Van Atta, devant le désarroi de son interlocuteur, eut un reniflement ironique.
— Vous n’aurez aucun mal à les reconnaître, je vous le garantis, capitaine. Et quand vous les trouverez, appelez-moi aussitôt sur mon code privé. Je ne veux pas que cette histoire soit diffusée sur les canaux publics. Il est essentiel que tout ça reste entre nous, c’est compris ?
Bannerji imaginait déjà une panique générale.
— Oui, monsieur, tout à fait.
Sa propre panique ne concernait que lui.
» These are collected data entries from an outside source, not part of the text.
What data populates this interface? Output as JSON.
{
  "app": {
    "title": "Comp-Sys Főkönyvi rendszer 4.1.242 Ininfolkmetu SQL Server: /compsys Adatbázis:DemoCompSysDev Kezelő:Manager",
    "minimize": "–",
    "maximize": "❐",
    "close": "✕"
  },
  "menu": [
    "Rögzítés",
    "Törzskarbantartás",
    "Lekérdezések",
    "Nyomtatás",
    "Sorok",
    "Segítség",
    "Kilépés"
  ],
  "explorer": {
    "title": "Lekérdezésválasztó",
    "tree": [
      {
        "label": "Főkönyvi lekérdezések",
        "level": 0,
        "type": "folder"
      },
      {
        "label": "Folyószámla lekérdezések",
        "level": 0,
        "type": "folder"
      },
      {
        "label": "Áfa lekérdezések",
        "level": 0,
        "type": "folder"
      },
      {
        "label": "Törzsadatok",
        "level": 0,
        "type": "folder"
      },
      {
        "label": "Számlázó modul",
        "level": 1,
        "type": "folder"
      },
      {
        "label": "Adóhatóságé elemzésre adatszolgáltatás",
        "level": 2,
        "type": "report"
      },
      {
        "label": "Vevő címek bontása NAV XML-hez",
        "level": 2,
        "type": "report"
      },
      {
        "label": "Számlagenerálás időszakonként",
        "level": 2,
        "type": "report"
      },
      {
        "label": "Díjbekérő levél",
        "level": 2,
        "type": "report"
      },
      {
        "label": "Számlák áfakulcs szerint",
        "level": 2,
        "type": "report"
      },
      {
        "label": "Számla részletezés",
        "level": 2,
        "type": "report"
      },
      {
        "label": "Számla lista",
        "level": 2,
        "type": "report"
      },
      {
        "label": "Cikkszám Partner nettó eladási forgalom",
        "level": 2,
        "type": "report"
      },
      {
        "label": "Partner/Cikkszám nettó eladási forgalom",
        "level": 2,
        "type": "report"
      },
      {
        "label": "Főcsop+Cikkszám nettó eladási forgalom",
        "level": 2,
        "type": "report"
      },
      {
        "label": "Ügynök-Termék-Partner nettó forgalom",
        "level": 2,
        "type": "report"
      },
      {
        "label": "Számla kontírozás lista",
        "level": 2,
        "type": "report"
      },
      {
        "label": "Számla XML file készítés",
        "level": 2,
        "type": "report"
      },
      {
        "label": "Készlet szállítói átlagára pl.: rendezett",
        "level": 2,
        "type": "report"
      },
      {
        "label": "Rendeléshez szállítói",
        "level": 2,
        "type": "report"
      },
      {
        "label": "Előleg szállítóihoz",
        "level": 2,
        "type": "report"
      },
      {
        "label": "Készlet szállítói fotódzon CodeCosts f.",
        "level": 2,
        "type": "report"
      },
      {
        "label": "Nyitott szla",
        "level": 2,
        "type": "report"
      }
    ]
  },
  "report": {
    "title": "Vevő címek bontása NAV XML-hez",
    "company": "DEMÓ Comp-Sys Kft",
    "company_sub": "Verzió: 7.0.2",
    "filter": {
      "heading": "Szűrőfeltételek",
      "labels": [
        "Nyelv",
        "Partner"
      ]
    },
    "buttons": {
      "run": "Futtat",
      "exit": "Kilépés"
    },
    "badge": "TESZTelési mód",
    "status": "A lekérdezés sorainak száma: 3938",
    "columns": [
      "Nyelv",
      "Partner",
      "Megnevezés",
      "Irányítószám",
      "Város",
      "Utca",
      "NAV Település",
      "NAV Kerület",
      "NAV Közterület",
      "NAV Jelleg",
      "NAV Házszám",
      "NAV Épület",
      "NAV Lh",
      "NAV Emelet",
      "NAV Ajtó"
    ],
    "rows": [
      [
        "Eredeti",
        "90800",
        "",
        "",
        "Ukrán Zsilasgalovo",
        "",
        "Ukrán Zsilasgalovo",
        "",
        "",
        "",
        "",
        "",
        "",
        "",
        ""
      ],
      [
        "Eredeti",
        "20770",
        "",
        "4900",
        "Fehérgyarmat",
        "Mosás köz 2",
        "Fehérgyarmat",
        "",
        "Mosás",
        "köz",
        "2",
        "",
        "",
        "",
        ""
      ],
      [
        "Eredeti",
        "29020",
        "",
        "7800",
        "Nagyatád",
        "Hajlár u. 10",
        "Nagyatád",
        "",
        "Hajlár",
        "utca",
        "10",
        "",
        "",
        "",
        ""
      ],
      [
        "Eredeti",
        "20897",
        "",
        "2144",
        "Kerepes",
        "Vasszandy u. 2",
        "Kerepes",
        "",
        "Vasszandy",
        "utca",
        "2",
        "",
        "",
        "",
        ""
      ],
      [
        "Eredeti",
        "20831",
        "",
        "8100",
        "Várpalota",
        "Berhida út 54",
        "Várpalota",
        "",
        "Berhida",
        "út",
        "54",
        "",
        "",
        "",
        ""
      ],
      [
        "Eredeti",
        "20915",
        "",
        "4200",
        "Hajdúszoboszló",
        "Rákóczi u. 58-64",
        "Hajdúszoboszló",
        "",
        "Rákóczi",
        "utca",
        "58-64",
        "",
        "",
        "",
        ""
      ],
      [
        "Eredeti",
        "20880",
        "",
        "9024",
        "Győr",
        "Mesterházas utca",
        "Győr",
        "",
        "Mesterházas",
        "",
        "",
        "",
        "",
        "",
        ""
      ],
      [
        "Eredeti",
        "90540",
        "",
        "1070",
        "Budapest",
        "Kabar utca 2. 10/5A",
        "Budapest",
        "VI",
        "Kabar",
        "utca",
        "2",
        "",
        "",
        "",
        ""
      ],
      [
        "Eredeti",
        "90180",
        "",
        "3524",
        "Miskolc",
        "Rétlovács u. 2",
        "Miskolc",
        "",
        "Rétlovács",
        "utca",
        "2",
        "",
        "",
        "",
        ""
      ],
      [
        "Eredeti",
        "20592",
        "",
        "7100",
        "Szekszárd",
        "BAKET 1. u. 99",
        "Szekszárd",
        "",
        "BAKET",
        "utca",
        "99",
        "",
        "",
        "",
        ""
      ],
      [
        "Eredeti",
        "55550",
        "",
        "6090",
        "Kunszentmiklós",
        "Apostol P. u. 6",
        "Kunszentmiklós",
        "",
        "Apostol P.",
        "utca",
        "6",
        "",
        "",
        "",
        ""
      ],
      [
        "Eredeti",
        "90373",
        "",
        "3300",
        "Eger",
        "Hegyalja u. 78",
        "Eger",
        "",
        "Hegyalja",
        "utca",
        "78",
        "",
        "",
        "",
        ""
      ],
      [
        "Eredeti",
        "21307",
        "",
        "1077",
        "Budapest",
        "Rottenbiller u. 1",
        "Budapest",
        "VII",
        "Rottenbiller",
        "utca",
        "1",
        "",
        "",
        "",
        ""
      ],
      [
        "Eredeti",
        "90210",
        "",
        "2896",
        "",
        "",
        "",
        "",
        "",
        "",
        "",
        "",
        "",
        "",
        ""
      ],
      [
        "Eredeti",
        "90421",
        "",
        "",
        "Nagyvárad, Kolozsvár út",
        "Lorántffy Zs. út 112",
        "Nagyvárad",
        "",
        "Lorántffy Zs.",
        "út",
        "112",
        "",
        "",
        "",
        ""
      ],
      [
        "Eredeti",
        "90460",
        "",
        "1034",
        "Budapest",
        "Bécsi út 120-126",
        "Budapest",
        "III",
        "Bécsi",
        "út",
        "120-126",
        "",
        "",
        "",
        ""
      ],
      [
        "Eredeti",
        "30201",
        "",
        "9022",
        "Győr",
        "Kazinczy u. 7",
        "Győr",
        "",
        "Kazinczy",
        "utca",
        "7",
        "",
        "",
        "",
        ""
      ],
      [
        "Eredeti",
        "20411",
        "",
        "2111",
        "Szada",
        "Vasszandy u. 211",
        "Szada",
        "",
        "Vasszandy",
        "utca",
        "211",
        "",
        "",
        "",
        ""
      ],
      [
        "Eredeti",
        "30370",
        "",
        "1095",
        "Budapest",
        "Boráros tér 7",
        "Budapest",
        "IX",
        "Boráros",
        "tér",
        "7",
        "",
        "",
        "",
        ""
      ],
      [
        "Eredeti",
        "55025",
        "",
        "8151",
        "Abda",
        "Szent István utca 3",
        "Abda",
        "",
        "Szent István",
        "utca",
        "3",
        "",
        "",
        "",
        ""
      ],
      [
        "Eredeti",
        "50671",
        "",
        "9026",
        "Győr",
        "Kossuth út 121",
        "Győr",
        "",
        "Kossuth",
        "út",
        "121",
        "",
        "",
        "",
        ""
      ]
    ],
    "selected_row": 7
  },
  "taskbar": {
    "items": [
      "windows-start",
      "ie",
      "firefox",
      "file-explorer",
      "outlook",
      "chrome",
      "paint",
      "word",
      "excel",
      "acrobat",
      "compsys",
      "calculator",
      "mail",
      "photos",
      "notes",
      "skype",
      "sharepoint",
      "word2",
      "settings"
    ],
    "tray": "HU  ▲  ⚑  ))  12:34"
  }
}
Il ne toucherait pas un salaire aussi confortable, si son rôle de chef de la sécurité ne consistait qu’à prendre des pots avec les copains à la cafétéria et à effectuer en toute tranquillité deux rondes par nuit dans des locaux déserts. Il avait toujours su que le jour viendrait où il devrait justifier sa paie.
Dès que Van Atta eut coupé la communication, Bannerji appela son adjoint sur sa comconsole et bipa également ses deux autres hommes, bien qu’ils ne fussent pas de service. Pas question de prendre à la légère une affaire qui faisait transpirer un grand chef.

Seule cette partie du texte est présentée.